No Wi-Fi after waking from sleep
Numerous users report that, after installing the Mountain Lion upgrade and they wake their Mac laptop or desktop from sleep, the Mac does not automatically re-connect to the local Wi-Fi network. Even worse, the computer will attempt to manually reconnect and may lead to the persistent spinning beachball of death, and making a reconnection is just about impossible.
One solution that has worked for some users is to:
- Go to Network System Preferences and click the Advanced button
- Delete all the known networks under the Wi-Fi tab
- Return to the main Network display and delete Wi-Fi from the Services list
- Now add a new Wi-Fi service (by clicking the + icon at the bottom of the list section)
Unfortunately, this is not a sure-fire fix for all users. Many Apple users with this symptom continue to struggle to find a resolution.
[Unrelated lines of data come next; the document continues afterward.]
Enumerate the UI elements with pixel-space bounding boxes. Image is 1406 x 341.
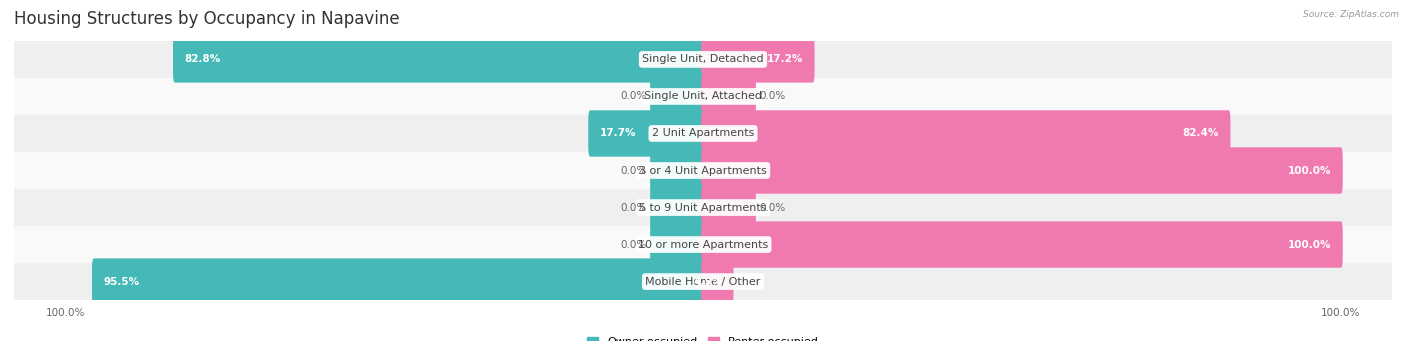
Text: 17.2%: 17.2%: [766, 55, 803, 64]
Text: 95.5%: 95.5%: [104, 277, 139, 286]
FancyBboxPatch shape: [588, 110, 704, 157]
Text: 0.0%: 0.0%: [620, 91, 647, 102]
Text: 0.0%: 0.0%: [620, 165, 647, 176]
Bar: [14, 78, 1392, 115]
FancyBboxPatch shape: [702, 110, 1230, 157]
FancyBboxPatch shape: [650, 221, 704, 268]
FancyBboxPatch shape: [702, 36, 814, 83]
FancyBboxPatch shape: [702, 221, 1343, 268]
Text: 100.0%: 100.0%: [1288, 239, 1331, 250]
Text: Single Unit, Detached: Single Unit, Detached: [643, 55, 763, 64]
Text: 0.0%: 0.0%: [759, 203, 786, 212]
FancyBboxPatch shape: [702, 147, 1343, 194]
Text: 82.4%: 82.4%: [1182, 129, 1219, 138]
Text: 0.0%: 0.0%: [759, 91, 786, 102]
Text: Mobile Home / Other: Mobile Home / Other: [645, 277, 761, 286]
FancyBboxPatch shape: [650, 147, 704, 194]
Text: 4.5%: 4.5%: [693, 277, 723, 286]
Text: 5 to 9 Unit Apartments: 5 to 9 Unit Apartments: [640, 203, 766, 212]
Bar: [14, 152, 1392, 189]
Text: 2 Unit Apartments: 2 Unit Apartments: [652, 129, 754, 138]
FancyBboxPatch shape: [650, 73, 704, 120]
Text: Housing Structures by Occupancy in Napavine: Housing Structures by Occupancy in Napav…: [14, 10, 399, 28]
Text: 10 or more Apartments: 10 or more Apartments: [638, 239, 768, 250]
Bar: [14, 226, 1392, 263]
Text: Single Unit, Attached: Single Unit, Attached: [644, 91, 762, 102]
FancyBboxPatch shape: [702, 73, 756, 120]
Bar: [14, 41, 1392, 78]
Legend: Owner-occupied, Renter-occupied: Owner-occupied, Renter-occupied: [582, 332, 824, 341]
Bar: [14, 189, 1392, 226]
Bar: [14, 263, 1392, 300]
FancyBboxPatch shape: [91, 258, 704, 305]
Text: 0.0%: 0.0%: [620, 239, 647, 250]
Text: 3 or 4 Unit Apartments: 3 or 4 Unit Apartments: [640, 165, 766, 176]
FancyBboxPatch shape: [702, 184, 756, 231]
Text: 0.0%: 0.0%: [620, 203, 647, 212]
Text: 82.8%: 82.8%: [184, 55, 221, 64]
FancyBboxPatch shape: [650, 184, 704, 231]
Bar: [14, 115, 1392, 152]
Text: 100.0%: 100.0%: [1288, 165, 1331, 176]
Text: Source: ZipAtlas.com: Source: ZipAtlas.com: [1303, 10, 1399, 19]
FancyBboxPatch shape: [173, 36, 704, 83]
Text: 17.7%: 17.7%: [599, 129, 636, 138]
FancyBboxPatch shape: [702, 258, 734, 305]
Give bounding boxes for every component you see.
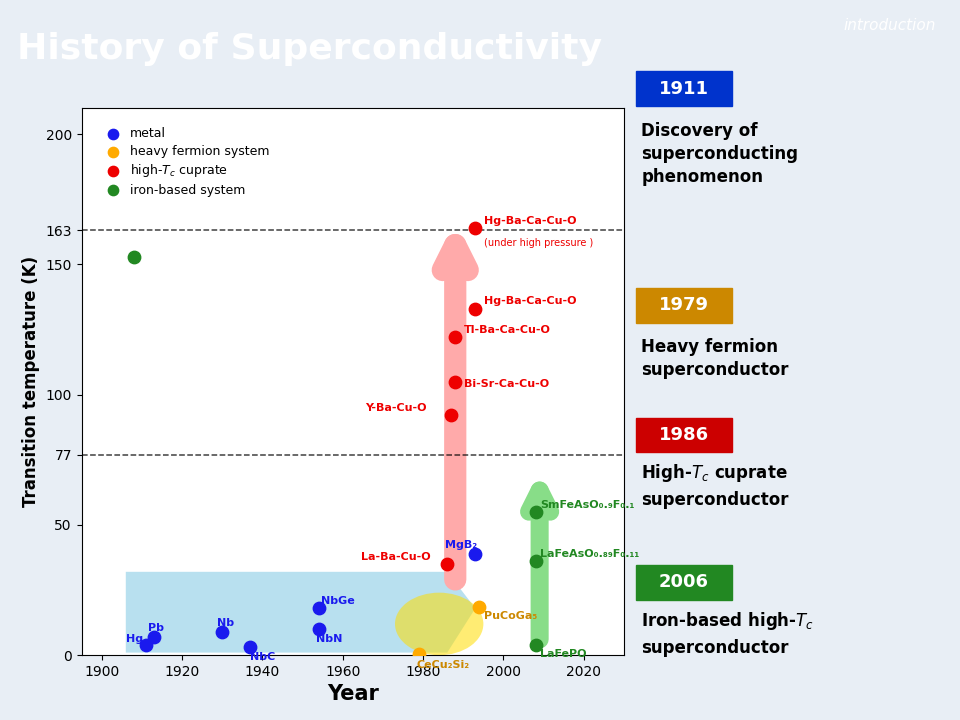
Text: Nb: Nb xyxy=(217,618,234,628)
Text: superconductor: superconductor xyxy=(641,639,789,657)
Text: Y-Ba-Cu-O: Y-Ba-Cu-O xyxy=(365,403,426,413)
Text: Hg-Ba-Ca-Cu-O: Hg-Ba-Ca-Cu-O xyxy=(484,216,576,225)
Text: Discovery of
superconducting
phenomenon: Discovery of superconducting phenomenon xyxy=(641,122,799,186)
Point xyxy=(440,558,455,570)
FancyBboxPatch shape xyxy=(636,288,732,323)
Text: Heavy fermion
superconductor: Heavy fermion superconductor xyxy=(641,338,789,379)
Text: 1986: 1986 xyxy=(659,426,709,444)
Text: introduction: introduction xyxy=(844,17,936,32)
Text: 1979: 1979 xyxy=(659,297,709,314)
Text: MgB₂: MgB₂ xyxy=(444,540,477,550)
Text: NbGe: NbGe xyxy=(322,596,355,606)
Text: Tl-Ba-Ca-Cu-O: Tl-Ba-Ca-Cu-O xyxy=(464,325,550,335)
Text: PuCoGa₅: PuCoGa₅ xyxy=(484,611,537,621)
Point xyxy=(528,506,543,518)
Point xyxy=(311,624,326,635)
Ellipse shape xyxy=(395,593,484,655)
Text: Pb: Pb xyxy=(149,624,164,634)
Text: superconductor: superconductor xyxy=(641,491,789,509)
Point xyxy=(468,222,483,233)
Point xyxy=(471,601,487,613)
Text: Hg: Hg xyxy=(127,634,144,644)
Point xyxy=(126,251,141,262)
FancyBboxPatch shape xyxy=(636,71,732,106)
Text: (under high pressure ): (under high pressure ) xyxy=(484,238,593,248)
Text: CeCu₂Si₂: CeCu₂Si₂ xyxy=(417,660,469,670)
Legend: metal, heavy fermion system, high-$T_c$ cuprate, iron-based system: metal, heavy fermion system, high-$T_c$ … xyxy=(96,122,275,202)
Text: High-$\mathit{T_c}$ cuprate: High-$\mathit{T_c}$ cuprate xyxy=(641,462,788,485)
Point xyxy=(447,376,463,387)
Point xyxy=(214,626,229,637)
Y-axis label: Transition temperature (K): Transition temperature (K) xyxy=(22,256,39,507)
Text: SmFeAsO₀.₉F₀.₁: SmFeAsO₀.₉F₀.₁ xyxy=(540,500,635,510)
FancyBboxPatch shape xyxy=(636,565,732,600)
Point xyxy=(468,303,483,315)
Point xyxy=(468,548,483,559)
Text: NbN: NbN xyxy=(316,634,343,644)
Point xyxy=(146,631,161,643)
Text: La-Ba-Cu-O: La-Ba-Cu-O xyxy=(361,552,431,562)
X-axis label: Year: Year xyxy=(326,685,379,704)
Point xyxy=(528,556,543,567)
Point xyxy=(311,603,326,614)
FancyBboxPatch shape xyxy=(636,418,732,452)
Text: Hg-Ba-Ca-Cu-O: Hg-Ba-Ca-Cu-O xyxy=(484,297,576,307)
Polygon shape xyxy=(126,572,475,652)
Text: 1911: 1911 xyxy=(659,79,709,97)
Text: LaFePO: LaFePO xyxy=(540,649,587,660)
Point xyxy=(412,648,427,660)
Point xyxy=(138,639,154,651)
Text: LaFeAsO₀.₈₉F₀.₁₁: LaFeAsO₀.₈₉F₀.₁₁ xyxy=(540,549,639,559)
Text: Bi-Sr-Ca-Cu-O: Bi-Sr-Ca-Cu-O xyxy=(464,379,549,389)
Text: NbC: NbC xyxy=(251,652,276,662)
Point xyxy=(528,639,543,651)
Text: History of Superconductivity: History of Superconductivity xyxy=(17,32,602,66)
Text: 2006: 2006 xyxy=(659,573,709,592)
Point xyxy=(444,410,459,421)
Point xyxy=(243,642,258,653)
Point xyxy=(447,331,463,343)
Text: Iron-based high-$\mathit{T_c}$: Iron-based high-$\mathit{T_c}$ xyxy=(641,610,814,632)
A few people have suggested that an incompatible third-party software is the root cause for this OS X problem. Another solution is a few Mac users have found that turning off Bluetooth eliminates this symptom.
Bluetooth-related kernel panic after waking from sleep
Another bug you may experience is if you turn off all your Bluetooth-connected devices while your Mac is asleep, a kernel panic may occur when you wake up the Mac. If you have gone further and disabled “Allow Bluetooth devices to wake this computer,” located in the Advanced section of Bluetooth System Preferences, a kernel panic may occur even if you leave the Bluetooth devices on. Industry experts believe that the cause is a bug that Apple will likely fix in 10.8.1. Leaving the ’Allow Bluetooth devices to wake this computer’ preference enabled can lower chances of a kernel panic when waking from sleep.
Mail replies from wrong address
Apple Support Communities report that the new version of Mail in Mountain Lion has trouble assigning the correct address for email replies. If you have more than one email account, when you reply to an email, Mail should use the account that received the message as your “from” address. This should override any selection you have made for a default address to use with new messages. Unfortunately this does not always happen in Mountain Lion.
The problem is that Mail may now use your default address for replies, and ignores that the received message comes from a different account. Postings in the Apple community forum thread offer some potential workarounds, but so far there are no outright fixes. Also it is possible that you may not see this symptom at all.
Safari 6’s Top Sites Updates are gone?
Mountain Lion OS X includes Safari 6 (you can also download the updated browser to run in Lion). According to more than a dozen posts on an Apple Support Communities thread, there is a minor glitch with the apps’ Top Sites feature. The white star that should appear in the corner of a listed page, when the page gets updated, no longer shows up. There is no known fix as of yet. This is another bug that Apple will need to address. [Update: Reader comments in Apple’s Support Communities indicate that the symptom is a byproduct of Apple removing the RSS support from Safari 6. In other words, it is not a bug; it is a feature.]
I will follow up with any fixes to any of these issues as they come out.